Yooyun Yang, ‘Cut’, 2022. Acrylic on handmade Korean paper on panel, 45.6 x 53cm (18 x 20 7/8in). Copyright Yooyun Yang. Courtesy the artist and Stephen Friedman Gallery, London. Photo by Todd-White Art Photography

Concurrently, Stephen Friedman Gallery will present South Korean artist Yooyun Yang’s first solo exhibition in Europe, entitled Yooyun Yang: Passing Time. Yang’s atmospheric and enigmatic paintings are cloaked in darkness and explore the emotional states of people; with scenes conveying existential thoughts and feelings of solitude. Yang frequently conceals faces and subtly captures intimate moments. By using shadow and composition to create distance between the viewer and the subject, the artist articulates a sense of isolation in what she describes as this ‘age of anxiety’.

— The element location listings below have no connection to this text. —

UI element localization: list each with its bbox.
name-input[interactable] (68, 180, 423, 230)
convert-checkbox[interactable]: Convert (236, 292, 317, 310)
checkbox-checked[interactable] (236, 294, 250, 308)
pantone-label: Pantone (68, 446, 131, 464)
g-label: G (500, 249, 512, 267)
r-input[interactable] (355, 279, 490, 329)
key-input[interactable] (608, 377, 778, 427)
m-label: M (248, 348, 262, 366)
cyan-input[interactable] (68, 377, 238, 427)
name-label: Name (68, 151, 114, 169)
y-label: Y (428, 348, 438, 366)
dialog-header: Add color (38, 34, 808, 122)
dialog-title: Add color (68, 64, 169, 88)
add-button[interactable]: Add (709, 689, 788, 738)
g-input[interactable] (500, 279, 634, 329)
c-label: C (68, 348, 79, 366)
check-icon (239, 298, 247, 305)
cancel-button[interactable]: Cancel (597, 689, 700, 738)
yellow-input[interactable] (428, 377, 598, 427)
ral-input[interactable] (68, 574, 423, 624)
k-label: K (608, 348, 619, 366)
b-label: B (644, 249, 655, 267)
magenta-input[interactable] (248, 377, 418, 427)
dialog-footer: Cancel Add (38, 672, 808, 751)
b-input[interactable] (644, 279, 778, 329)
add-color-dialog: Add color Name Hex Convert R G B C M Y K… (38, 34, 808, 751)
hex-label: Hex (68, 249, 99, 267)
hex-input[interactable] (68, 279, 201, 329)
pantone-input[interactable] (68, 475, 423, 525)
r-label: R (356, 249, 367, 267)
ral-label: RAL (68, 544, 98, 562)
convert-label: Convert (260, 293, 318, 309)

The exhibitions run from 1 June – 22 July 2023.

Ralph Goings, Still Life (Color Pick), 1982, oil on canvas, 40 x 60 in / 101.6 x 152.4 cm, Our ref. B46499, Courtesy of Waddington Custot, London

Waddington Custot (11-12 Cork Street) presents the second instalment of its retrospective of Photorealist paintings in 50 years and only the third major UK survey of the movement, titled Picture This: Photorealism 1966 – 1985, pt. 2. Selected from the largest and most important collection of Photorealist art in the world, these paintings represent the pinnacle of the movement by its main protagonists.

The exhibition continues until 24 June 2023.